Mais la confession, en juin 2014, de l'ex-joueur anglais de Montpellier, Shontayne Hape, expliquant un an et demi après sa retraite avoir dû arrêter sa carrière en raison d'une vingtaine de commotions subies dans sa carrière, avait participé à lever le voile sur ce sujet, encore tabou dans le monde du rugby.

Il avait notamment évoqué, suite à ces chocs, des périodes de "dépressions", des "pertes de mémoire" et un "état migraineux permanent".

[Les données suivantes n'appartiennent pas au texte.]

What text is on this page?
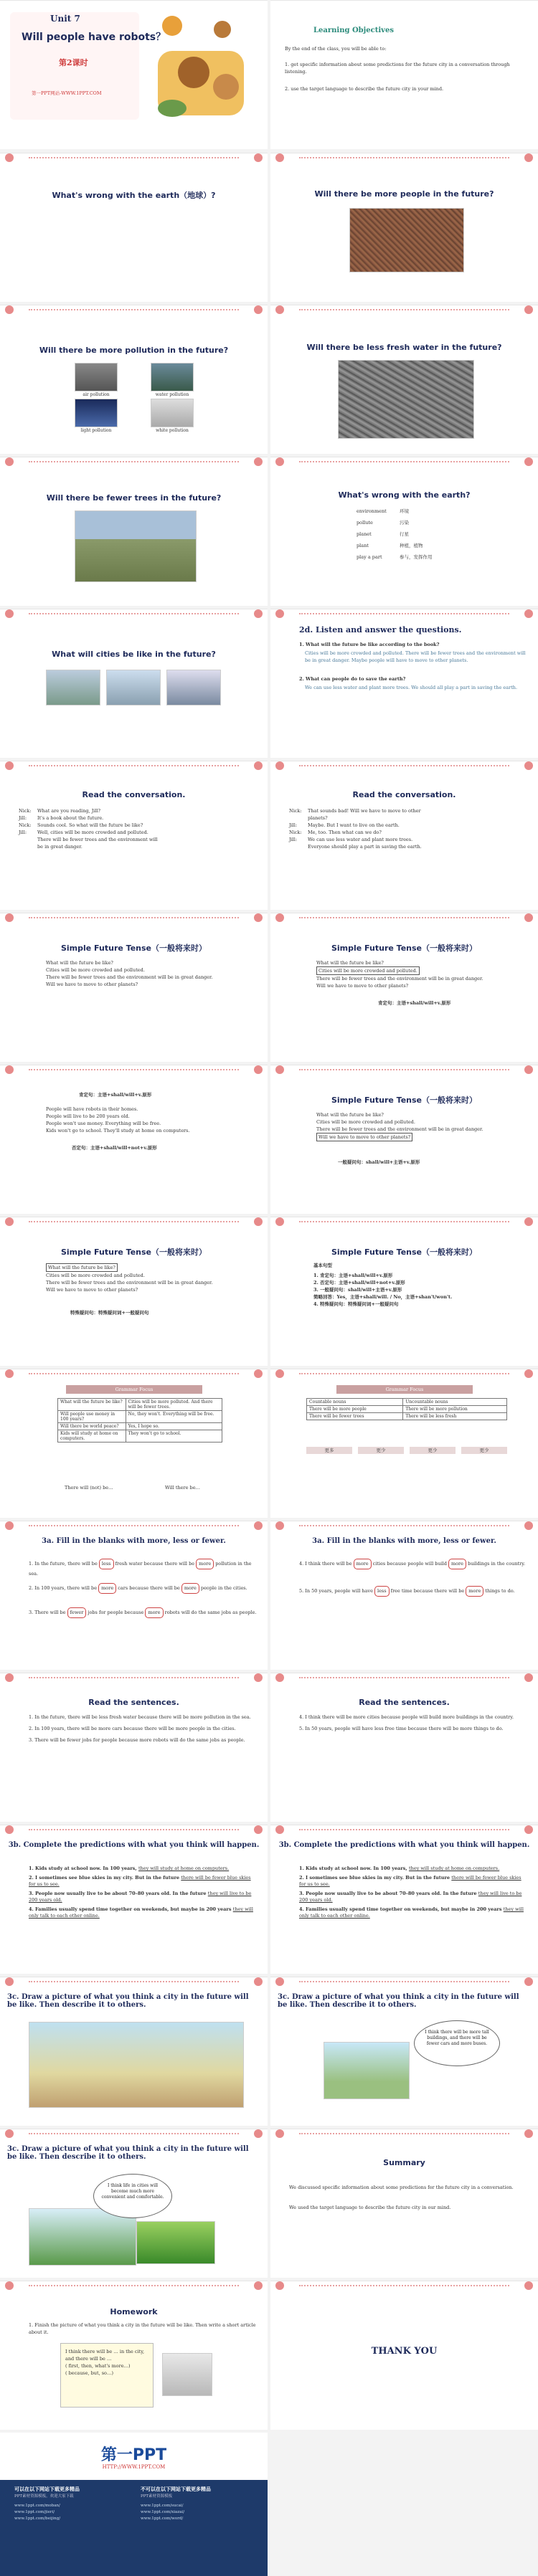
Unit 7
Will people have robots？
第2课时
第一PPT网站-WWW.1PPT.COM
Learning Objectives
By the end of the class, you will be able to:
1. get specific information about some predictions for the future city in a conversation through listening.
2. use the target language to describe the future city in your mind.
What's wrong with the earth（地球）?	Will there be more people in the future?
Will there be more pollution in the future?
air pollution	water pollution
light pollution	white pollution
Will there be less fresh water in the future?
Will there be fewer trees in the future?	What's wrong with the earth?
environment	环境
pollute	污染
planet	行星
plant	种植，植物
play a part	参与，发挥作用
What will cities be like in the future?
2d. Listen and answer the questions.
1. What will the future be like according to the book?
Cities will be more crowded and polluted. There will be fewer trees and the environment will be in great danger. Maybe people will have to move to other planets.
2. What can people do to save the earth?
We can use less water and plant more trees. We should all play a part in saving the earth.
Read the conversation.
Nick: What are you reading, Jill?
Jill: It's a book about the future.
Nick: Sounds cool. So what will the future be like?
Jill: Well, cities will be more crowded and polluted.
There will be fewer trees and the environment will
be in great danger.
Read the conversation.
Nick: That sounds bad! Will we have to move to other
planets?
Jill: Maybe. But I want to live on the earth.
Nick: Me, too. Then what can we do?
Jill: We can use less water and plant more trees.
Everyone should play a part in saving the earth.
Simple Future Tense（一般将来时）
What will the future be like?
Cities will be more crowded and polluted.
There will be fewer trees and the environment will be in great danger.
Will we have to move to other planets?
Simple Future Tense（一般将来时）
What will the future be like?
Cities will be more crowded and polluted.
There will be fewer trees and the environment will be in great danger.
Will we have to move to other planets?
肯定句：主语+shall/will+v.原形
肯定句：主语+shall/will+v.原形
People will have robots in their homes.
People will live to be 200 years old.
People won't use money. Everything will be free.
Kids won't go to school. They'll study at home on computers.
否定句：主语+shall/will+not+v.原形
Simple Future Tense（一般将来时）
What will the future be like?
Cities will be more crowded and polluted.
There will be fewer trees and the environment will be in great danger.
Will we have to move to other planets?
一般疑问句：shall/will+主语+v.原形
Simple Future Tense（一般将来时）
What will the future be like?
Cities will be more crowded and polluted.
There will be fewer trees and the environment will be in great danger.
Will we have to move to other planets?
特殊疑问句：特殊疑问词+一般疑问句
Simple Future Tense（一般将来时）
基本句型
1. 肯定句：主语+shall/will+v.原形
2. 否定句：主语+shall/will+not+v.原形
3. 一般疑问句：shall/will+主语+v.原形
简略回答：Yes，主语+shall/will. / No，主语+shan't/won't.
4. 特殊疑问句：特殊疑问词+一般疑问句
Grammar Focus
What will the future be like?	Cities will be more polluted. And there will be fewer trees.
Will people use money in 100 years?	No, they won't. Everything will be free.
Will there be world peace?	Yes, I hope so.
Kids will study at home on computers.	They won't go to school.
There will (not) be…	Will there be…
Grammar Focus
Countable nouns	Uncountable nouns
There will be more people	There will be more pollution
There will be fewer trees	There will be less fresh
更多	更少	更少	更少
3a. Fill in the blanks with more, less or fewer.
1. In the future, there will be less fresh water because there will be more pollution in the sea.
2. In 100 years, there will be more cars because there will be more people in the cities.
3. There will be fewer jobs for people because more robots will do the same jobs as people.
3a. Fill in the blanks with more, less or fewer.
4. I think there will be more cities because people will build more buildings in the country.
5. In 50 years, people will have less free time because there will be more things to do.
Read the sentences.
1. In the future, there will be less fresh water because there will be more pollution in the sea.
2. In 100 years, there will be more cars because there will be more people in the cities.
3. There will be fewer jobs for people because more robots will do the same jobs as people.
Read the sentences.
4. I think there will be more cities because people will build more buildings in the country.
5. In 50 years, people will have less free time because there will be more things to do.
3b. Complete the predictions with what you think will happen.
1. Kids study at school now. In 100 years, they will study at home on computers.
2. I sometimes see blue skies in my city. But in the future there will be fewer blue skies for us to see.
3. People now usually live to be about 70–80 years old. In the future they will live to be 200 years old.
4. Families usually spend time together on weekends, but maybe in 200 years they will only talk to each other online.
3b. Complete the predictions with what you think will happen.
1. Kids study at school now. In 100 years, they will study at home on computers.
2. I sometimes see blue skies in my city. But in the future there will be fewer blue skies for us to see.
3. People now usually live to be about 70–80 years old. In the future they will live to be 200 years old.
4. Families usually spend time together on weekends, but maybe in 200 years they will only talk to each other online.
3c. Draw a picture of what you think a city in the future will be like. Then describe it to others.
3c. Draw a picture of what you think a city in the future will be like. Then describe it to others.
I think there will be more tall buildings, and there will be fewer cars and more buses.
3c. Draw a picture of what you think a city in the future will be like. Then describe it to others.
I think life in cities will become much more convenient and comfortable.
Summary
We discussed specific information about some predictions for the future city in a conversation.
We used the target language to describe the future city in our mind.
Homework
1. Finish the picture of what you think a city in the future will be like. Then write a short article about it.
I think there will be … in the city,
and there will be …
( first, then, what's more…)
( because, but, so…)
THANK YOU
第一PPT
HTTP://WWW.1PPT.COM
可以在以下网站下载更多精品
PPT素材资源模板，欢迎大家下载
不可以在以下网站下载更多精品
PPT素材资源模板
www.1ppt.com/moban/
www.1ppt.com/jieri/
www.1ppt.com/beijing/
www.1ppt.com/sucai/
www.1ppt.com/xiazai/
www.1ppt.com/word/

Le nombre de commotions cérébrales en match a augmenté de 59% entre la saison 2012-2013 et 2013-2014 dans le championnat anglais, avait révélé une étude indépendante de l'Université de Bath publiée mi-février et portant sur les rencontres des 12 clubs de l'élite.

D'après ce rapport annuel, commandé par la première division anglaise (Premiership) et la Fédération (RFU) en partenariat avec le syndicat des joueurs (RPA), 86 commotions ont été détectées lors des matches de la saison 2013-2014, contre 54 en 2012-13. Il faut ajouter huit commotions subies à l'entraînement contre cinq lors de l'exercice précédent.

Au final, 13% des joueurs avaient subi au moins une commotion cérébrale durant l'année, contre 10% la saison précédente, et il s'agissait de la première cause de blessure en championnat.

En janvier 2011, un garçon de 14 ans était également décédé en Irlande du Nord pendant un match.

En France, le cas du Toulousain Florian Fritz avait ravivé les débats au printemps 2014 lorsque le centre, manifestement sonné, avait été autorisé par le médecin de son club à revenir en jeu après un KO contre le Racing en barrage du championnat.